GSA Annual Meeting in Phoenix, Arizona, USA - 2019

Paper No. 41-7
Presentation Time: 9:00 AM-5:30 PM

GEOCHRONOLOGIC AND MICROSTRUCTURAL CONSTRAINTS ON THE PROTEROZOIC EAU PLEINE SHEAR ZONE IN CENTRAL WISCONSIN


CRADDOCK, Erica Powers1, BJORNERUD, Marcia G.1 and MALONE, David2, (1)Department of Geosciences, Lawrence University, 711 E. Boldt Way, Appleton, WI 54911, (2)Department of Geology, Illinois State University, Campus Box 4400, Bloomington, IL 61701

The Eau Pleine Shear Zone (EPSZ) is a WNW-ESE striking band of mylonitic rocks of Archean and Paleoproterozoic ages exposed mainly along the Eau Pleine River in Marathon County, central Wisconsin. The EPSZ has been interpreted as a fundamental tectonic suture formed in the ca. 1.85 Ga Penokean orogeny, which involved the accretion of an island arc complex and an older microcontinent fragment to the margin of the Archean Superior Craton. Geographically, the EPSZ is flanked to the north by the magmatic Pembine-Wausau Terrane (1.90 – 1.86 Ga) and on the south by the gneissic Archean Marshfield Terrane (2.8-2.5 Ga). The mylonites of the EPSZ formed from a wide variety of igneous and sedimentary protoliths including granitoids, pelites, and tuffs.

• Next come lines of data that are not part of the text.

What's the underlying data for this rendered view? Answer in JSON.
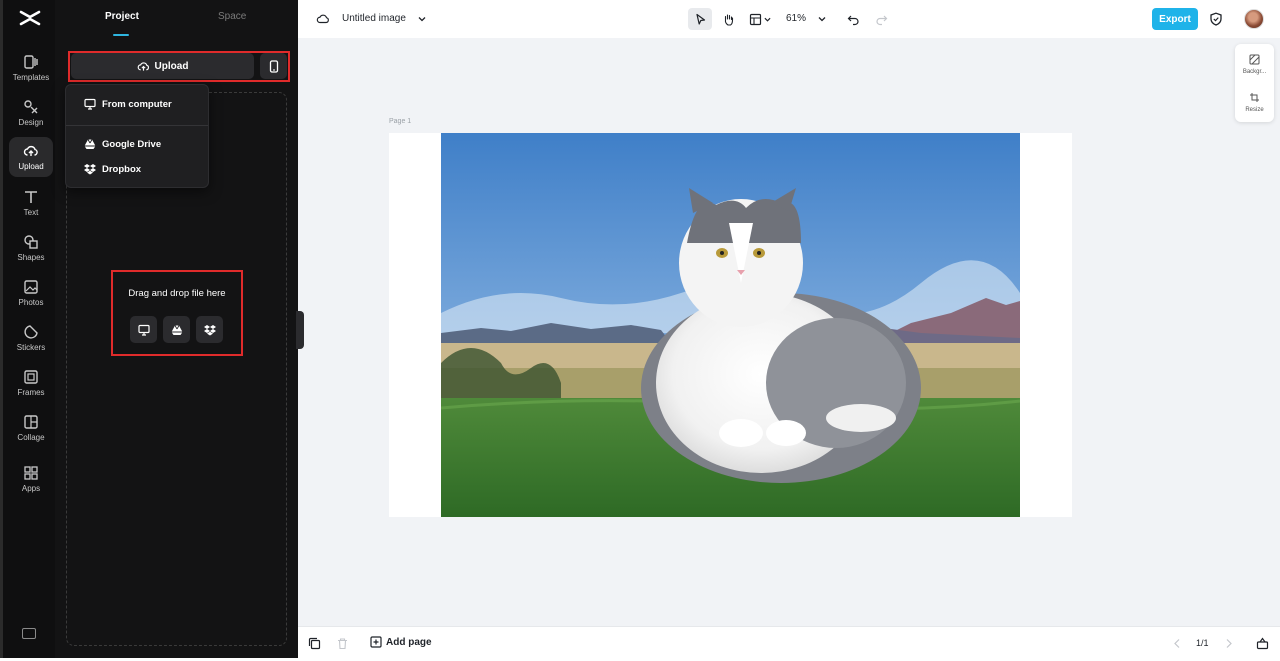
{
  "rail": {
    "items": [
      {
        "label": "Templates"
      },
      {
        "label": "Design"
      },
      {
        "label": "Upload"
      },
      {
        "label": "Text"
      },
      {
        "label": "Shapes"
      },
      {
        "label": "Photos"
      },
      {
        "label": "Stickers"
      },
      {
        "label": "Frames"
      },
      {
        "label": "Collage"
      },
      {
        "label": "Apps"
      }
    ],
    "active": "Upload"
  },
  "panel": {
    "tabs": {
      "project": "Project",
      "space": "Space"
    },
    "upload_label": "Upload",
    "menu": {
      "from_computer": "From computer",
      "google_drive": "Google Drive",
      "dropbox": "Dropbox"
    },
    "drop_text": "Drag and drop file here"
  },
  "topbar": {
    "title": "Untitled image",
    "zoom": "61%",
    "export_label": "Export"
  },
  "rightfloat": {
    "background": "Backgr...",
    "resize": "Resize"
  },
  "canvas": {
    "page_label": "Page 1"
  },
  "bottombar": {
    "add_page": "Add page",
    "page_indicator": "1/1"
  },
  "colors": {
    "accent": "#1fb3e9",
    "highlight_box": "#e02b2b",
    "panel_bg": "#131314"
  }
}
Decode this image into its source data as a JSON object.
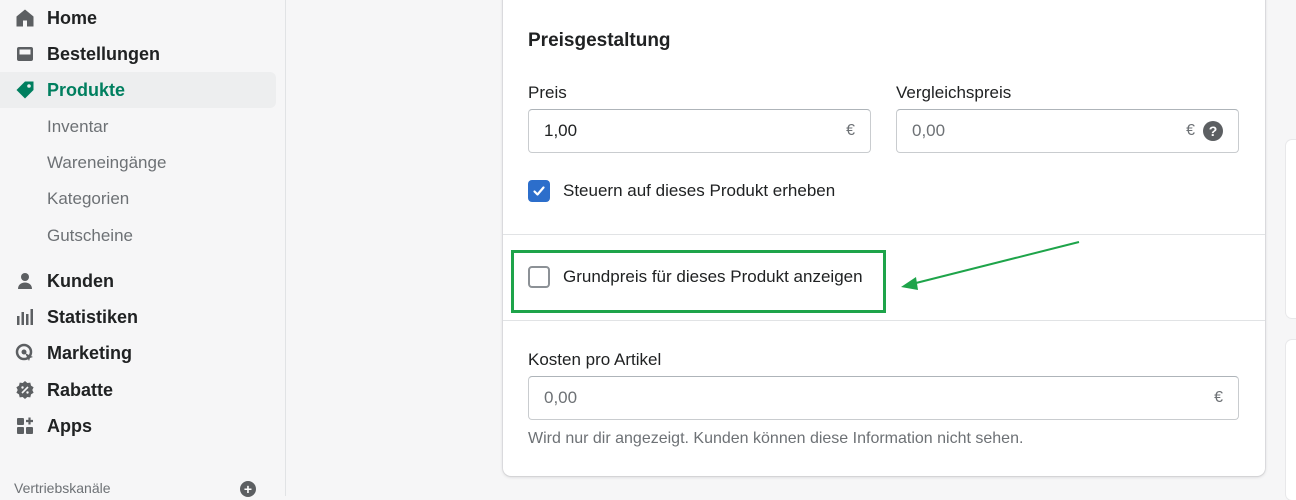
{
  "sidebar": {
    "items": [
      {
        "label": "Home",
        "icon": "home-icon"
      },
      {
        "label": "Bestellungen",
        "icon": "inbox-icon"
      },
      {
        "label": "Produkte",
        "icon": "tag-icon",
        "active": true
      }
    ],
    "sub_items": [
      "Inventar",
      "Wareneingänge",
      "Kategorien",
      "Gutscheine"
    ],
    "items2": [
      {
        "label": "Kunden",
        "icon": "person-icon"
      },
      {
        "label": "Statistiken",
        "icon": "bar-chart-icon"
      },
      {
        "label": "Marketing",
        "icon": "target-icon"
      },
      {
        "label": "Rabatte",
        "icon": "discount-icon"
      },
      {
        "label": "Apps",
        "icon": "apps-icon"
      }
    ],
    "sales_channels_label": "Vertriebskanäle",
    "add_channel_icon": "plus-circle-icon"
  },
  "pricing": {
    "title": "Preisgestaltung",
    "price_label": "Preis",
    "price_value": "1,00",
    "price_suffix": "€",
    "compare_label": "Vergleichspreis",
    "compare_placeholder": "0,00",
    "compare_suffix": "€",
    "help_icon": "question-circle-icon",
    "tax_checkbox_label": "Steuern auf dieses Produkt erheben",
    "tax_checked": true,
    "unit_price_checkbox_label": "Grundpreis für dieses Produkt anzeigen",
    "unit_price_checked": false,
    "cost_label": "Kosten pro Artikel",
    "cost_placeholder": "0,00",
    "cost_suffix": "€",
    "cost_help": "Wird nur dir angezeigt. Kunden können diese Information nicht sehen."
  },
  "colors": {
    "accent_active": "#007f5f",
    "checkbox_checked": "#2c6ecb",
    "annotation_green": "#1ea44a"
  }
}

This study of the Eau Pleine Shear Zone included field mapping and sample collection, petrographic and microstructural analysis, and U-Pb dating of zircons. The orientation of feldspar porphyroblasts in one sample suggest that the EPSZ is a reverse fault with the south side acting as the hanging wall, indicating north-vergent Penokean transport. At one EPSZ outcrop, pseudotachylyte is found in a ca. 50 cm band with pervasive quartz veining, suggesting that seismic failure and related fluid pumping occurred at some stage along this mid-crustal shear zone. U-Pb ages of zircons from two samples of EPSZ mylonites are 2465± 24 Ma and 1877± 31 Ma, consistent with the late Archean and Penokean host rocks. Unexpectedly, both of these samples have lower concordia intercepts at ca. ~250 Ma. Unusually high 204Pb values in the zircons are evidence of an episode of fluid influx, possibly in late Paleozoic time. Collectively, these field and microstructural observations and U-Pb ages suggest that the EPSZ may have had a longer and more complicated history than previously thought.